The vegetables in tzimmes are never left whole, but rather cut into chunks or slices. Beginning in the mid-nineteenth century, inexpensive white potatoes were frequently added as well, as a way of stretching the dish. In America, sweet potatoes, which share many of the carrot's attributes, became a popular ingredient, frequently replacing white potatoes. Ukrainians add chickpeas on Rosh Hashanah, combining two traditional holiday symbols in one dish. Lithuanians, in particular, continued to combine only carrots and turnips, while Romanians and Galitzianers began adding a variety of dried fruits, especially plums (flaumen tzimmes) and dried or fresh apples, for additional sweetness and flavor.

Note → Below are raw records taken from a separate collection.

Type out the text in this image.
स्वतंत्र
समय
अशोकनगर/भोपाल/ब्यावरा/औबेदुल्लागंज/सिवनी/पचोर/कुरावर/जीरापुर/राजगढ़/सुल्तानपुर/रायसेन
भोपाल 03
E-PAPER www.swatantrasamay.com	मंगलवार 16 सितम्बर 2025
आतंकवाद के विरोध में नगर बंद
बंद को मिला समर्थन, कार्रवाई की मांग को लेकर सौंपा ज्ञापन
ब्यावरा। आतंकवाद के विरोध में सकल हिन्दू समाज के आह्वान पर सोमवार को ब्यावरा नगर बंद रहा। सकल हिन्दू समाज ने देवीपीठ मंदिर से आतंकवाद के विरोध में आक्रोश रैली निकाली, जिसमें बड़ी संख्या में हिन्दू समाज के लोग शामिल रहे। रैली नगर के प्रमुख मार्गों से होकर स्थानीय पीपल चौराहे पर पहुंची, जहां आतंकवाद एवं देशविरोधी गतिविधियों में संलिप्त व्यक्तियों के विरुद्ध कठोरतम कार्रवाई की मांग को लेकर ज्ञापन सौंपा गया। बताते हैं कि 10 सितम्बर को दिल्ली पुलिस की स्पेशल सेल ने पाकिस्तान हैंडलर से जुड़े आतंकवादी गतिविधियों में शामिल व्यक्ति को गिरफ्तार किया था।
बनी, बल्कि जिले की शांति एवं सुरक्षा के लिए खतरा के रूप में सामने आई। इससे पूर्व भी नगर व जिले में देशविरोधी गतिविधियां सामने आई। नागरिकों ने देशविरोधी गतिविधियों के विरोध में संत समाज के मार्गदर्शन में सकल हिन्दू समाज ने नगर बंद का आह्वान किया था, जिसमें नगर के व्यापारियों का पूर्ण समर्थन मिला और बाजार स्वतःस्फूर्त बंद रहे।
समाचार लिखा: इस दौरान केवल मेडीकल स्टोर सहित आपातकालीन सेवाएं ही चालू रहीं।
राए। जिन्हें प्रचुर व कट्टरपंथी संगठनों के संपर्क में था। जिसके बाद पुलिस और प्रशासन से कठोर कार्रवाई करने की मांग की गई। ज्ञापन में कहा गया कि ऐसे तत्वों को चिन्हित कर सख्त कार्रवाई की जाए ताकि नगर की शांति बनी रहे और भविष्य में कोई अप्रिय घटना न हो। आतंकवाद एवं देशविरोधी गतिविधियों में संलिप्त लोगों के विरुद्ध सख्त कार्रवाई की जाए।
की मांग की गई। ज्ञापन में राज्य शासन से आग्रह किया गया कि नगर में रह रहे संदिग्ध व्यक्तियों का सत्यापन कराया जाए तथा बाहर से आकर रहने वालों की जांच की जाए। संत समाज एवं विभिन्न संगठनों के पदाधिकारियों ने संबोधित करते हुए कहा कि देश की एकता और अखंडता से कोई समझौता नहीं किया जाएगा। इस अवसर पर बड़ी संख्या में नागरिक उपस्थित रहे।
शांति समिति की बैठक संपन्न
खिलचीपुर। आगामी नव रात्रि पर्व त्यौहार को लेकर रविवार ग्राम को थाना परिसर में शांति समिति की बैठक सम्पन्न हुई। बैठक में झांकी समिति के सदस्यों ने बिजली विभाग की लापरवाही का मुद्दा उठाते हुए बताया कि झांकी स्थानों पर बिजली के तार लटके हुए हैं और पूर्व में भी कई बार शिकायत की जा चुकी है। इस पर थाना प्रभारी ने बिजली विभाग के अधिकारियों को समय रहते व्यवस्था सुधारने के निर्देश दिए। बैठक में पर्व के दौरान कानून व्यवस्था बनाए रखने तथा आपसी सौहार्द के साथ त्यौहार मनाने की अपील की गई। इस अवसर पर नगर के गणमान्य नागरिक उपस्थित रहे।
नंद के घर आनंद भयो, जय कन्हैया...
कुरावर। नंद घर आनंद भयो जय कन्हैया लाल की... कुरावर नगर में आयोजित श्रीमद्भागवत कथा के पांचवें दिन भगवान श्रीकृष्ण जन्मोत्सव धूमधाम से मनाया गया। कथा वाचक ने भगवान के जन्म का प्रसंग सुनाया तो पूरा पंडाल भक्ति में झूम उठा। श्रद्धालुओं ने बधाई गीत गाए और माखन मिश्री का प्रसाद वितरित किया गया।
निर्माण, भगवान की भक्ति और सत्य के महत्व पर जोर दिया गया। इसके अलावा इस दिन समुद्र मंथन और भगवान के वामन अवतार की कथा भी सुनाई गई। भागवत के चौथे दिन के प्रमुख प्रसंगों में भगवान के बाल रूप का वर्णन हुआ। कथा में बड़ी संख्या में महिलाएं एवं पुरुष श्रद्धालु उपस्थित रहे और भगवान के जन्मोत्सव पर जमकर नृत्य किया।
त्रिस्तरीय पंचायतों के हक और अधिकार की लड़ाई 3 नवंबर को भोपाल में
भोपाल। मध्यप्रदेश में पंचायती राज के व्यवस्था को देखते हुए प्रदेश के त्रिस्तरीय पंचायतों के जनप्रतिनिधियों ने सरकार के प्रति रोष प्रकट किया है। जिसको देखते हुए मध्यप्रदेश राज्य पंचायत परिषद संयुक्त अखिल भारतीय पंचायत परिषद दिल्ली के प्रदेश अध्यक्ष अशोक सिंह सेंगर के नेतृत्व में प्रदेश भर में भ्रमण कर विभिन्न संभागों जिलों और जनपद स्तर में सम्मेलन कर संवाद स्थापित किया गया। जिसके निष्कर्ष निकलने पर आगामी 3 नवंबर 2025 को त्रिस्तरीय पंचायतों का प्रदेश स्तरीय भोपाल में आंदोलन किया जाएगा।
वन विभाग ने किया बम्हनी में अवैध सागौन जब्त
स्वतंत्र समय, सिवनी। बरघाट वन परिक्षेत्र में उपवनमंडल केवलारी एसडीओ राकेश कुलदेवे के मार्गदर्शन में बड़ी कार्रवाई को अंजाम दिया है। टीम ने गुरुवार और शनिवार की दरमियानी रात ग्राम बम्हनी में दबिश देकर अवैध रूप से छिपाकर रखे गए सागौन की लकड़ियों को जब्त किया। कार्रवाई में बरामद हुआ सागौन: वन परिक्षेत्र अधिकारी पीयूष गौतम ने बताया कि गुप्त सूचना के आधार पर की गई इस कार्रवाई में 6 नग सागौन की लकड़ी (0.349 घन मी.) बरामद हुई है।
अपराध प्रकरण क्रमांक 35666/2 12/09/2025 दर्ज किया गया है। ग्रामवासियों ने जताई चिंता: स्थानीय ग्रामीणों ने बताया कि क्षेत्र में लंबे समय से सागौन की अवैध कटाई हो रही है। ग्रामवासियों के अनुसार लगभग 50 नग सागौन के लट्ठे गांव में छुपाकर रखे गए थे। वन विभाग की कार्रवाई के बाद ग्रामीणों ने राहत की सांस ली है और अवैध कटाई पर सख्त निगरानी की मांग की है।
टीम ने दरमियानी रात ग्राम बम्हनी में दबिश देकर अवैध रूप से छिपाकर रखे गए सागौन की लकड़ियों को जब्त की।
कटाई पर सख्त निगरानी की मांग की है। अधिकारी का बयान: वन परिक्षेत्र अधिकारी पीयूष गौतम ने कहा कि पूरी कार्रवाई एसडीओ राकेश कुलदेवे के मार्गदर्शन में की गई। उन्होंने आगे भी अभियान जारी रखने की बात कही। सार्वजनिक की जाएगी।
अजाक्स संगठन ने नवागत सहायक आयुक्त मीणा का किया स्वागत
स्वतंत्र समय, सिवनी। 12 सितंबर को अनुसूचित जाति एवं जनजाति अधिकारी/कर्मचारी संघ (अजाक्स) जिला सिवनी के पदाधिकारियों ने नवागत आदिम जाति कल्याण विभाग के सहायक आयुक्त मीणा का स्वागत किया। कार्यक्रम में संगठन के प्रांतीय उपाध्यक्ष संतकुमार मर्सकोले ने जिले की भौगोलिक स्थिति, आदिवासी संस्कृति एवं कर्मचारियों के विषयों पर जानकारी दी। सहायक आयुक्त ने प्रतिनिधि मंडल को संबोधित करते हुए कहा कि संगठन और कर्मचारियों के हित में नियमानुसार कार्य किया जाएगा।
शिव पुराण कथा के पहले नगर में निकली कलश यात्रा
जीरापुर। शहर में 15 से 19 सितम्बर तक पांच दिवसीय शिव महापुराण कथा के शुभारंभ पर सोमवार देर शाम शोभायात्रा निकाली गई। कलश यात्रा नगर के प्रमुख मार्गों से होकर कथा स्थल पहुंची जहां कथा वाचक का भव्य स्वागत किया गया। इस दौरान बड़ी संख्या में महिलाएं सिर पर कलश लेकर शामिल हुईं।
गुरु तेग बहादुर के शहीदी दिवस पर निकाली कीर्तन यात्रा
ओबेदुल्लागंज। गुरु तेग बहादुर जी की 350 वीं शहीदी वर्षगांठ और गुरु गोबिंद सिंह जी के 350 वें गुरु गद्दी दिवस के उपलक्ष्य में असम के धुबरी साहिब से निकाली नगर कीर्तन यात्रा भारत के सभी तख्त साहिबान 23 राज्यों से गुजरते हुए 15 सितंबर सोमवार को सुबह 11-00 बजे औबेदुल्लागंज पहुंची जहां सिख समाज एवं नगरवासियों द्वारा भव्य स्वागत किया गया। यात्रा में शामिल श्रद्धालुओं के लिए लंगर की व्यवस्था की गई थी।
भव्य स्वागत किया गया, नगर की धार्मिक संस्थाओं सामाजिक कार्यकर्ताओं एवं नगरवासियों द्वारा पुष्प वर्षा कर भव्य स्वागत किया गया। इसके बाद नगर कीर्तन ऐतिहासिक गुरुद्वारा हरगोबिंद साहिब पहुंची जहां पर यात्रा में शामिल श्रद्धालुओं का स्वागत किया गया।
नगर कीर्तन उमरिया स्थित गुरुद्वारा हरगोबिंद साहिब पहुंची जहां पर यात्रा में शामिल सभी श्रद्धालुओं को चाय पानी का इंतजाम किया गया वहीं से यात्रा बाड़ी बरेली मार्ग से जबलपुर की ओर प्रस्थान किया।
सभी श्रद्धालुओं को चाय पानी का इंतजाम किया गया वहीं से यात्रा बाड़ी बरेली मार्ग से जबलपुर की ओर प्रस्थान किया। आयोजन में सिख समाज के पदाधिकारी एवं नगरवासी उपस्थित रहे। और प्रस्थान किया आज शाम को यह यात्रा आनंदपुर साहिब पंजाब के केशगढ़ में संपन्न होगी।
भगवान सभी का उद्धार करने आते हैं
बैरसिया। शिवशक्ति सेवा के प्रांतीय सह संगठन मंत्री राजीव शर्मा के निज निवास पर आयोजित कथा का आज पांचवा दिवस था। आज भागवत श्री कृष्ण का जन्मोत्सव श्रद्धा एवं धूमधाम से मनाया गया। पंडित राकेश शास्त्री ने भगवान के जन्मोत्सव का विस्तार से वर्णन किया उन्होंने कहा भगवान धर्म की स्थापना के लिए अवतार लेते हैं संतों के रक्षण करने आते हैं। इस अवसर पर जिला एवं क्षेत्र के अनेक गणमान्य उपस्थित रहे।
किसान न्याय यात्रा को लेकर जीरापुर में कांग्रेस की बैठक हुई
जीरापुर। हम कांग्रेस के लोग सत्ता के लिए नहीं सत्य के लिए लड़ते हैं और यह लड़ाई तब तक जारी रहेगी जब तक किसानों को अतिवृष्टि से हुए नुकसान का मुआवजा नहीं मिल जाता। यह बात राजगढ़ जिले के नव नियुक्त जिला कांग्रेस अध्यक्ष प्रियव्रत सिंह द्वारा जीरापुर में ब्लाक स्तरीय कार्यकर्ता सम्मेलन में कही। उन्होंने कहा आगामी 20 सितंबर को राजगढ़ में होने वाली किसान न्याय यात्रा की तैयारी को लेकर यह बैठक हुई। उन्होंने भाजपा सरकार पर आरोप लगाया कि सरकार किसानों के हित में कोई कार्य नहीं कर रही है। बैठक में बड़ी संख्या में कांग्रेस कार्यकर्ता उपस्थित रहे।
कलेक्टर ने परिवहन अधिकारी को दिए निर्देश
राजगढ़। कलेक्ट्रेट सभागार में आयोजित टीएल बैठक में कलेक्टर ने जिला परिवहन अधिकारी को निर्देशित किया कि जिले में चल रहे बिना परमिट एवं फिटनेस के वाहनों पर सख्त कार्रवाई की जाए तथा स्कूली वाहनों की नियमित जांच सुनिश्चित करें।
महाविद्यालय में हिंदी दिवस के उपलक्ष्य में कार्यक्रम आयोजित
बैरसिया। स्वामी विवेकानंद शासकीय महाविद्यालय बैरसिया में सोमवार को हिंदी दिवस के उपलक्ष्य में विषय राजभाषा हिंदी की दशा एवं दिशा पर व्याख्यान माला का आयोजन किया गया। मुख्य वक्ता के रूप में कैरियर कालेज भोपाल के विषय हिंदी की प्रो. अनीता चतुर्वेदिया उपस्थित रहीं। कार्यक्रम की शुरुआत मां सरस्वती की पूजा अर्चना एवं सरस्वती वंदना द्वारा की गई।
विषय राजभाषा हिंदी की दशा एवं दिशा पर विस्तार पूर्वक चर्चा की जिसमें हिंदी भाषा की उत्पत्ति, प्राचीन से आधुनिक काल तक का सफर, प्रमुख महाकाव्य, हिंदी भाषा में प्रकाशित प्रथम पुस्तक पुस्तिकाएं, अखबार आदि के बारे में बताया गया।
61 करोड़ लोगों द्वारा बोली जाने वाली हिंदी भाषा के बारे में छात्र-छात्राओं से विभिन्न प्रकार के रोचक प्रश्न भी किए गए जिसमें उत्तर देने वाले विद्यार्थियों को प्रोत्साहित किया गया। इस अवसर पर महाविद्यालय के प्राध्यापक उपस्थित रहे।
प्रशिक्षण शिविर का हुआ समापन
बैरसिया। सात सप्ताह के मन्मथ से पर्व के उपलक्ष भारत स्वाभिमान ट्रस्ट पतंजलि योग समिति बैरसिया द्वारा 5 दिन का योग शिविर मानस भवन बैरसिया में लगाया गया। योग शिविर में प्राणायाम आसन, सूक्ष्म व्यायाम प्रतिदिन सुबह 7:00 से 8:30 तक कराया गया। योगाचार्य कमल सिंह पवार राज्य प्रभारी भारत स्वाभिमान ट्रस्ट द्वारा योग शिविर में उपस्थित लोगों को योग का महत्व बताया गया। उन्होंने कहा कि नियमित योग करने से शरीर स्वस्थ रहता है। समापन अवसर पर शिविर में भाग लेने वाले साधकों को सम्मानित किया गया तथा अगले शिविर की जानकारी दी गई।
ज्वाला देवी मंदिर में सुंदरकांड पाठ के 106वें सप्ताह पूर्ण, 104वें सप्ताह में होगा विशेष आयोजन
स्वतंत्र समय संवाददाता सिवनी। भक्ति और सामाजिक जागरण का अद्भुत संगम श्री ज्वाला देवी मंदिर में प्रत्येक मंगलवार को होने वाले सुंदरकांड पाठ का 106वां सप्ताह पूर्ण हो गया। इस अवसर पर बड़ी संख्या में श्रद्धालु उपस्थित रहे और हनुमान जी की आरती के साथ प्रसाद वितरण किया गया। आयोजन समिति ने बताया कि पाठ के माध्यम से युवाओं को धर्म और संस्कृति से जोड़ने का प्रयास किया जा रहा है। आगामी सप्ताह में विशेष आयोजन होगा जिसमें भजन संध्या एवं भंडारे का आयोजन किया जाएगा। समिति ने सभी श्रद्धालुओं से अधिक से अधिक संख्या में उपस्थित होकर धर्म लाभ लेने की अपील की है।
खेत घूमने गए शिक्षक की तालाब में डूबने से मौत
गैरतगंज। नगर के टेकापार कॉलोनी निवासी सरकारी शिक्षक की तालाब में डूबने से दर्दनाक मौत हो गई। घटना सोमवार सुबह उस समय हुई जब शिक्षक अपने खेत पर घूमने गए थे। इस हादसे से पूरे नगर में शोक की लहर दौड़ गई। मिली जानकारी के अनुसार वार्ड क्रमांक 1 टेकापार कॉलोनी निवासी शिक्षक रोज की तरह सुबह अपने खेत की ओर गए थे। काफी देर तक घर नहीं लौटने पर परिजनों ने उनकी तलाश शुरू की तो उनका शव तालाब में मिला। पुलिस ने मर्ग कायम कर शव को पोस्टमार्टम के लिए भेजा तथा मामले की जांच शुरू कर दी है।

In Europe, large dried sour plums, once available at any Jewish appetizing store, were a standard addition, giving the dish a slight sweet-and-sour accent. To replicate this flavor today, many American cooks add some sweet-tart dried apricots with the sweeter American dried plums. Pineapple is another American contribution. Some people cook a kishke (stuffed derma) or helzel (stuffed poultry neck) in the tzimmes along with or in place of the meat, while Lithuanians often simmer knaidlach (dumplings) atop the stew.